Unter "XML-Parser" würden die meisten wohl etwas verstehen, was XML versteht und daraus etwas anderes macht - Du willst Deinem "Parser" aber Java-Objekte vorwerfen und dann daraus wohl XML generieren lassen; das wäre dann mehr eine Art Marshaller.
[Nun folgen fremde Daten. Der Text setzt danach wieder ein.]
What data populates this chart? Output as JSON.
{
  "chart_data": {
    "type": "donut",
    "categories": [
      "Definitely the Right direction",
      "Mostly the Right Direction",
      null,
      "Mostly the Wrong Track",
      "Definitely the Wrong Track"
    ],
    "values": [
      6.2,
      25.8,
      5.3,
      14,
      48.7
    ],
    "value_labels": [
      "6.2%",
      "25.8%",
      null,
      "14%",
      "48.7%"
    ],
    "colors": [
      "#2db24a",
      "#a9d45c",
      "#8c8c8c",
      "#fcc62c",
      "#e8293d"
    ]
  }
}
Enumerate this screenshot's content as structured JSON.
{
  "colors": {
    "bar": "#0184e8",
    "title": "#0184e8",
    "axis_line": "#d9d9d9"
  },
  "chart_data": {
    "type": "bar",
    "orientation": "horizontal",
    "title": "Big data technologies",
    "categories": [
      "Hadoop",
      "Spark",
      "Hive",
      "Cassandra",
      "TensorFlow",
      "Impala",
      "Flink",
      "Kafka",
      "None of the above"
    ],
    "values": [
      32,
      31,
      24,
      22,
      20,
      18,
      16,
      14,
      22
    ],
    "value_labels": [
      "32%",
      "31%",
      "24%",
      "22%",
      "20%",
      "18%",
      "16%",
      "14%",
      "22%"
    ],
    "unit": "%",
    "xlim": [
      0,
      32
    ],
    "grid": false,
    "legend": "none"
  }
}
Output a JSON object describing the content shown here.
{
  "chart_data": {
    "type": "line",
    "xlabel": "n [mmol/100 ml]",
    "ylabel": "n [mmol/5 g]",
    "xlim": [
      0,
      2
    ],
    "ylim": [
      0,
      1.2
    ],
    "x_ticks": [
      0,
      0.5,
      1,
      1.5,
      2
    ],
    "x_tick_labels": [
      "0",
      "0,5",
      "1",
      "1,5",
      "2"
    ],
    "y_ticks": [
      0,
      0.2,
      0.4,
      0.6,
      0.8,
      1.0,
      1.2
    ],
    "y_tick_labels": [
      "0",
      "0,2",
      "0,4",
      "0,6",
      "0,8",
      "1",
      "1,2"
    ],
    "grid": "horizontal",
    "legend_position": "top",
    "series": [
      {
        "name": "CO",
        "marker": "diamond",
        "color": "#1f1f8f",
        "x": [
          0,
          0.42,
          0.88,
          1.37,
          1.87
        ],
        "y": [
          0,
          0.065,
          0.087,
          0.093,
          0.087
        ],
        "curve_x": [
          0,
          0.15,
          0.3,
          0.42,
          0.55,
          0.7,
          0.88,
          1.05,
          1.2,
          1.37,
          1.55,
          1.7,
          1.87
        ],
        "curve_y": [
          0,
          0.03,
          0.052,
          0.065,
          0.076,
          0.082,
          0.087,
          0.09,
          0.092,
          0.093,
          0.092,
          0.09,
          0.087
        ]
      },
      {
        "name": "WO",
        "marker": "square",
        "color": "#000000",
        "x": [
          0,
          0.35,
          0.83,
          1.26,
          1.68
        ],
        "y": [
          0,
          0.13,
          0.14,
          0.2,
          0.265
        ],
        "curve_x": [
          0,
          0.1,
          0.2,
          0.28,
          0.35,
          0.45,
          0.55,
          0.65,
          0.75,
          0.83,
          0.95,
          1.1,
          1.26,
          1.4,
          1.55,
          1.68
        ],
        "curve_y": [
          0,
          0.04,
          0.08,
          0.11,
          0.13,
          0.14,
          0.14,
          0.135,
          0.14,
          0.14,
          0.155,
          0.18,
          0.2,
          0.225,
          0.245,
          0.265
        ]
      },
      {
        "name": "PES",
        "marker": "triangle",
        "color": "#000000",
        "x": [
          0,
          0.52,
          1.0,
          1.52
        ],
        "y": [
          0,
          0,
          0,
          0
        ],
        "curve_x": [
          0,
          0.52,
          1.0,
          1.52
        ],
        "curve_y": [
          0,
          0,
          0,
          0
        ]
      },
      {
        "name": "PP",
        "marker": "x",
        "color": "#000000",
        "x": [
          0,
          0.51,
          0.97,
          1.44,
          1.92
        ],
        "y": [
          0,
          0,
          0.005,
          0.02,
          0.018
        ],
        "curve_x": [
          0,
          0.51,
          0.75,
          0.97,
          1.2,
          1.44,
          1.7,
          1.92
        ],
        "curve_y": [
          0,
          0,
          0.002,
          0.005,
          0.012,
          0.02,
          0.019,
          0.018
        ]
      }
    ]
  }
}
Was genau willst/sollst Du machen?


----------



## André Uhres (27. Jun 2009)

Da er ein Objekt mit DOM serialisieren will, geht es wohl darum, eine Art XML Encoder für Bean Objekte zu bauen. Die Klasse *Introspector* liefert Informationen über eine Bean. Sie kann mit Hilfe der Reflection API die Properties, Events und Methoden einer Bean aus den Bezeichnungen der Zugriffsmethoden der Bean herauslesen.


----------



## mäcjava (27. Jun 2009)

danke - das hört sich doch gut an -- gibt es dazu code beispiele ?


----------



## Murray (27. Jun 2009)

Willst Du Beans oder beliebige Objekte als XML speichern? Muss die Objektstruktur aus dem XML wieder erzeugt werden? 
Musst Du (z.B. weil es eine Hausaufgabe ist) wirklich das Rad neu erfinden, oder kannst Du auch  eine fertige Lösung wie z.B. XStream nutzen?


----------



## mäcjava (27. Jun 2009)

Ich muss das Rad leider neu erfinden. XStream ist echt super, aber darf natürlich nicht benutzt werden. Ich will ein Objekt serialisieren und aus der XML soll wieder ein Objekt zusammengesetzt werden. Das sind keine Hausaufgaben, sondern wir machen an unserer Schule ein Projekt. Wäre für Tipps dankbar...


----------



## Murray (27. Jun 2009)

Der einfachere Teil ist das Ausschreiben als XML-Struktur. Prinzipiell muss man dazu per Reflection das auszugebenden Objekt (bzw. seine Klasse) analysieren und alle Member einzeln betrachten. Hat man einen einfachen Typ vor sich (z.B. String oder int), dann wird er ausgeschrieben. Hat man es hingegen mit einem komplexen Typen zu tun, so wird dieser rekursiv analysiert, bis man irgendwann mal bei einfachen Typen landen. Verkompliziert wird das alles durch Arrays, Collections sowie zyklische Referenzen.


----------